In the connector that applicant designed, each large seal member passage diameter D5 was 0.227 inch which was more than 250% the diameter D6 of each insert internal ridge. Actually, the inside diameter D6 is 0.07 inch.
FIG. 5 shows a connector 200 of another embodiment of the invention, where the large contacts 202 are each a coaxial contact with a pin-like center contact part 204 and a socket type outer coaxial contact part 206. The connector includes a body 210 with a rigid insulator 212 of a molded rigid engineering polymer in each of its parts 214, 216, and an elastomeric seal member 220. The rigid insulator 212 has passages 222 aligned with corresponding passages 224 in the seal member. A coaxial wire or cable 230 has an outer conductor 232 terminated to the outer contact part, and has a center conductor 234 terminated to the inner contact part 204. The outer contact part 206 is of sheet metal, in which slots have been formed to leave tines 240 with rearwardly-facing shoulders 242 that engage shoulders 244 on the rigid insulator. A forwardly-facing shoulder 250 on the contact engages a shoulder 252 on the rigid insulator. An elastomeric modular insert 252 seals the wire 230 to the inside of the seal member passage 224. It is noted that a contact with a socket part 206 is difficult to force through internal seal ridges, and the modular insert 252 is especially useful in this case.

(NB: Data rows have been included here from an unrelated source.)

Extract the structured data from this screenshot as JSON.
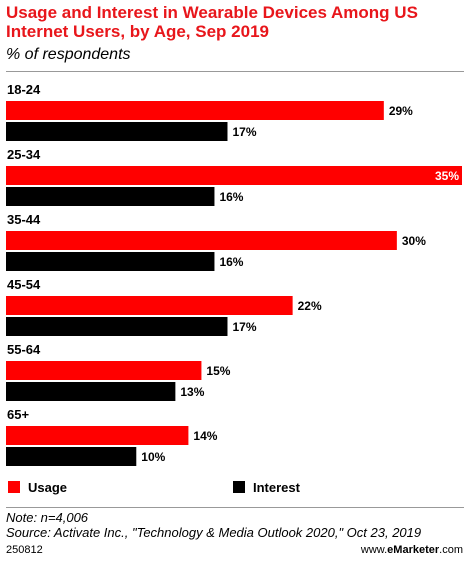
{
  "chart_data": {
    "type": "bar",
    "orientation": "horizontal",
    "title": "Usage and Interest in Wearable Devices Among US Internet Users, by Age, Sep 2019",
    "subtitle": "% of respondents",
    "categories": [
      "18-24",
      "25-34",
      "35-44",
      "45-54",
      "55-64",
      "65+"
    ],
    "series": [
      {
        "name": "Usage",
        "color": "#ff0000",
        "values": [
          29,
          35,
          30,
          22,
          15,
          14
        ],
        "labels": [
          "29%",
          "35%",
          "30%",
          "22%",
          "15%",
          "14%"
        ]
      },
      {
        "name": "Interest",
        "color": "#000000",
        "values": [
          17,
          16,
          16,
          17,
          13,
          10
        ],
        "labels": [
          "17%",
          "16%",
          "16%",
          "17%",
          "13%",
          "10%"
        ]
      }
    ],
    "xlim": [
      0,
      35
    ],
    "grid": false,
    "legend": "bottom"
  },
  "notes": {
    "sample": "Note: n=4,006",
    "source": "Source: Activate Inc., \"Technology & Media Outlook 2020,\" Oct 23, 2019"
  },
  "footer": {
    "id": "250812",
    "brand_prefix": "www.",
    "brand_name": "eMarketer",
    "brand_suffix": ".com"
  }
}
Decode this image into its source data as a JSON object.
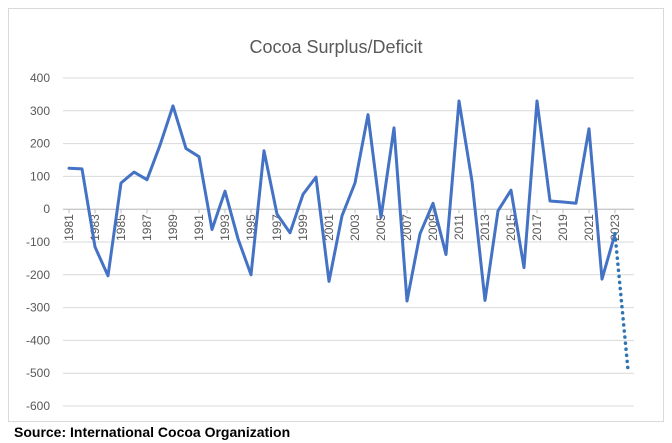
{
  "chart_data": {
    "type": "line",
    "title": "Cocoa Surplus/Deficit",
    "xlabel": "",
    "ylabel": "",
    "ylim": [
      -600,
      400
    ],
    "yticks": [
      400,
      300,
      200,
      100,
      0,
      -100,
      -200,
      -300,
      -400,
      -500,
      -600
    ],
    "xlim": [
      1981,
      2024
    ],
    "xticks": [
      "1981",
      "1983",
      "1985",
      "1987",
      "1989",
      "1991",
      "1993",
      "1995",
      "1997",
      "1999",
      "2001",
      "2003",
      "2005",
      "2007",
      "2009",
      "2011",
      "2013",
      "2015",
      "2017",
      "2019",
      "2021",
      "2023"
    ],
    "grid": true,
    "legend": "none",
    "series": [
      {
        "style": "solid",
        "color": "#4472C4",
        "x": [
          1981,
          1982,
          1983,
          1984,
          1985,
          1986,
          1987,
          1988,
          1989,
          1990,
          1991,
          1992,
          1993,
          1994,
          1995,
          1996,
          1997,
          1998,
          1999,
          2000,
          2001,
          2002,
          2003,
          2004,
          2005,
          2006,
          2007,
          2008,
          2009,
          2010,
          2011,
          2012,
          2013,
          2014,
          2015,
          2016,
          2017,
          2018,
          2019,
          2020,
          2021,
          2022,
          2023
        ],
        "values": [
          125,
          123,
          -115,
          -203,
          80,
          113,
          90,
          195,
          315,
          185,
          160,
          -62,
          55,
          -90,
          -200,
          178,
          -15,
          -72,
          45,
          98,
          -220,
          -20,
          80,
          288,
          -25,
          248,
          -280,
          -75,
          18,
          -138,
          330,
          85,
          -278,
          -5,
          58,
          -178,
          330,
          25,
          22,
          18,
          245,
          -213,
          -75
        ]
      },
      {
        "style": "dotted",
        "color": "#2E75B6",
        "x": [
          2023,
          2024
        ],
        "values": [
          -75,
          -490
        ]
      }
    ]
  },
  "source": "Source: International Cocoa Organization"
}
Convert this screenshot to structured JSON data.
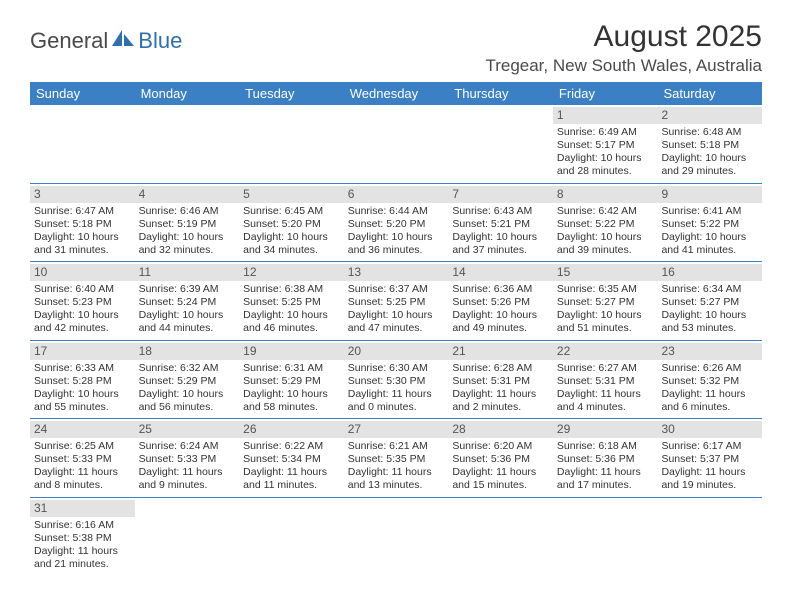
{
  "logo": {
    "text1": "General",
    "text2": "Blue"
  },
  "title": "August 2025",
  "location": "Tregear, New South Wales, Australia",
  "colors": {
    "header_bg": "#3b7fc4",
    "header_text": "#ffffff",
    "daynum_bg": "#e3e3e3",
    "row_border": "#3b7fc4",
    "text": "#333333"
  },
  "dayNames": [
    "Sunday",
    "Monday",
    "Tuesday",
    "Wednesday",
    "Thursday",
    "Friday",
    "Saturday"
  ],
  "weeks": [
    [
      null,
      null,
      null,
      null,
      null,
      {
        "n": "1",
        "sr": "Sunrise: 6:49 AM",
        "ss": "Sunset: 5:17 PM",
        "d1": "Daylight: 10 hours",
        "d2": "and 28 minutes."
      },
      {
        "n": "2",
        "sr": "Sunrise: 6:48 AM",
        "ss": "Sunset: 5:18 PM",
        "d1": "Daylight: 10 hours",
        "d2": "and 29 minutes."
      }
    ],
    [
      {
        "n": "3",
        "sr": "Sunrise: 6:47 AM",
        "ss": "Sunset: 5:18 PM",
        "d1": "Daylight: 10 hours",
        "d2": "and 31 minutes."
      },
      {
        "n": "4",
        "sr": "Sunrise: 6:46 AM",
        "ss": "Sunset: 5:19 PM",
        "d1": "Daylight: 10 hours",
        "d2": "and 32 minutes."
      },
      {
        "n": "5",
        "sr": "Sunrise: 6:45 AM",
        "ss": "Sunset: 5:20 PM",
        "d1": "Daylight: 10 hours",
        "d2": "and 34 minutes."
      },
      {
        "n": "6",
        "sr": "Sunrise: 6:44 AM",
        "ss": "Sunset: 5:20 PM",
        "d1": "Daylight: 10 hours",
        "d2": "and 36 minutes."
      },
      {
        "n": "7",
        "sr": "Sunrise: 6:43 AM",
        "ss": "Sunset: 5:21 PM",
        "d1": "Daylight: 10 hours",
        "d2": "and 37 minutes."
      },
      {
        "n": "8",
        "sr": "Sunrise: 6:42 AM",
        "ss": "Sunset: 5:22 PM",
        "d1": "Daylight: 10 hours",
        "d2": "and 39 minutes."
      },
      {
        "n": "9",
        "sr": "Sunrise: 6:41 AM",
        "ss": "Sunset: 5:22 PM",
        "d1": "Daylight: 10 hours",
        "d2": "and 41 minutes."
      }
    ],
    [
      {
        "n": "10",
        "sr": "Sunrise: 6:40 AM",
        "ss": "Sunset: 5:23 PM",
        "d1": "Daylight: 10 hours",
        "d2": "and 42 minutes."
      },
      {
        "n": "11",
        "sr": "Sunrise: 6:39 AM",
        "ss": "Sunset: 5:24 PM",
        "d1": "Daylight: 10 hours",
        "d2": "and 44 minutes."
      },
      {
        "n": "12",
        "sr": "Sunrise: 6:38 AM",
        "ss": "Sunset: 5:25 PM",
        "d1": "Daylight: 10 hours",
        "d2": "and 46 minutes."
      },
      {
        "n": "13",
        "sr": "Sunrise: 6:37 AM",
        "ss": "Sunset: 5:25 PM",
        "d1": "Daylight: 10 hours",
        "d2": "and 47 minutes."
      },
      {
        "n": "14",
        "sr": "Sunrise: 6:36 AM",
        "ss": "Sunset: 5:26 PM",
        "d1": "Daylight: 10 hours",
        "d2": "and 49 minutes."
      },
      {
        "n": "15",
        "sr": "Sunrise: 6:35 AM",
        "ss": "Sunset: 5:27 PM",
        "d1": "Daylight: 10 hours",
        "d2": "and 51 minutes."
      },
      {
        "n": "16",
        "sr": "Sunrise: 6:34 AM",
        "ss": "Sunset: 5:27 PM",
        "d1": "Daylight: 10 hours",
        "d2": "and 53 minutes."
      }
    ],
    [
      {
        "n": "17",
        "sr": "Sunrise: 6:33 AM",
        "ss": "Sunset: 5:28 PM",
        "d1": "Daylight: 10 hours",
        "d2": "and 55 minutes."
      },
      {
        "n": "18",
        "sr": "Sunrise: 6:32 AM",
        "ss": "Sunset: 5:29 PM",
        "d1": "Daylight: 10 hours",
        "d2": "and 56 minutes."
      },
      {
        "n": "19",
        "sr": "Sunrise: 6:31 AM",
        "ss": "Sunset: 5:29 PM",
        "d1": "Daylight: 10 hours",
        "d2": "and 58 minutes."
      },
      {
        "n": "20",
        "sr": "Sunrise: 6:30 AM",
        "ss": "Sunset: 5:30 PM",
        "d1": "Daylight: 11 hours",
        "d2": "and 0 minutes."
      },
      {
        "n": "21",
        "sr": "Sunrise: 6:28 AM",
        "ss": "Sunset: 5:31 PM",
        "d1": "Daylight: 11 hours",
        "d2": "and 2 minutes."
      },
      {
        "n": "22",
        "sr": "Sunrise: 6:27 AM",
        "ss": "Sunset: 5:31 PM",
        "d1": "Daylight: 11 hours",
        "d2": "and 4 minutes."
      },
      {
        "n": "23",
        "sr": "Sunrise: 6:26 AM",
        "ss": "Sunset: 5:32 PM",
        "d1": "Daylight: 11 hours",
        "d2": "and 6 minutes."
      }
    ],
    [
      {
        "n": "24",
        "sr": "Sunrise: 6:25 AM",
        "ss": "Sunset: 5:33 PM",
        "d1": "Daylight: 11 hours",
        "d2": "and 8 minutes."
      },
      {
        "n": "25",
        "sr": "Sunrise: 6:24 AM",
        "ss": "Sunset: 5:33 PM",
        "d1": "Daylight: 11 hours",
        "d2": "and 9 minutes."
      },
      {
        "n": "26",
        "sr": "Sunrise: 6:22 AM",
        "ss": "Sunset: 5:34 PM",
        "d1": "Daylight: 11 hours",
        "d2": "and 11 minutes."
      },
      {
        "n": "27",
        "sr": "Sunrise: 6:21 AM",
        "ss": "Sunset: 5:35 PM",
        "d1": "Daylight: 11 hours",
        "d2": "and 13 minutes."
      },
      {
        "n": "28",
        "sr": "Sunrise: 6:20 AM",
        "ss": "Sunset: 5:36 PM",
        "d1": "Daylight: 11 hours",
        "d2": "and 15 minutes."
      },
      {
        "n": "29",
        "sr": "Sunrise: 6:18 AM",
        "ss": "Sunset: 5:36 PM",
        "d1": "Daylight: 11 hours",
        "d2": "and 17 minutes."
      },
      {
        "n": "30",
        "sr": "Sunrise: 6:17 AM",
        "ss": "Sunset: 5:37 PM",
        "d1": "Daylight: 11 hours",
        "d2": "and 19 minutes."
      }
    ],
    [
      {
        "n": "31",
        "sr": "Sunrise: 6:16 AM",
        "ss": "Sunset: 5:38 PM",
        "d1": "Daylight: 11 hours",
        "d2": "and 21 minutes."
      },
      null,
      null,
      null,
      null,
      null,
      null
    ]
  ]
}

Thus, the invention provides a connector with a rigid Insulator and an elastomeric seal member having aligned passages that hold a contact with a wire extending rearwardly from the contact and which seals to the wire, which avoids damage to the seal despite a large difference of more than 180% between the largest diameter of the contact and the diameter of the wire. Where such a large difference exists, damage to the seal is avoided by providing a separate elastic modular insert that is inserted into the seal passage after the contact has been installed. The seal insert can lie in a passage of a connector seal member, which has one or more small passages where the largest diameter of the contact is not that much greater than the outside diameter of the corresponding small wire, and where the seal ridges that press against the outside of the wire are integrally formed with the rest of the seal member instead of being formed as separate inserts. The seal member preferably has an internal flange at the rear of each passage that is to hold a modular insert, and the modular insert is pushed past the flange and thereafter held in place by the flange.
Although particular embodiments of the invention have been described and illustrated herein, it is recognized that modifications and variations may readily occur to those skilled in the art, and consequently, it is intended that the claims be interpreted to cover such modifications and equivalents.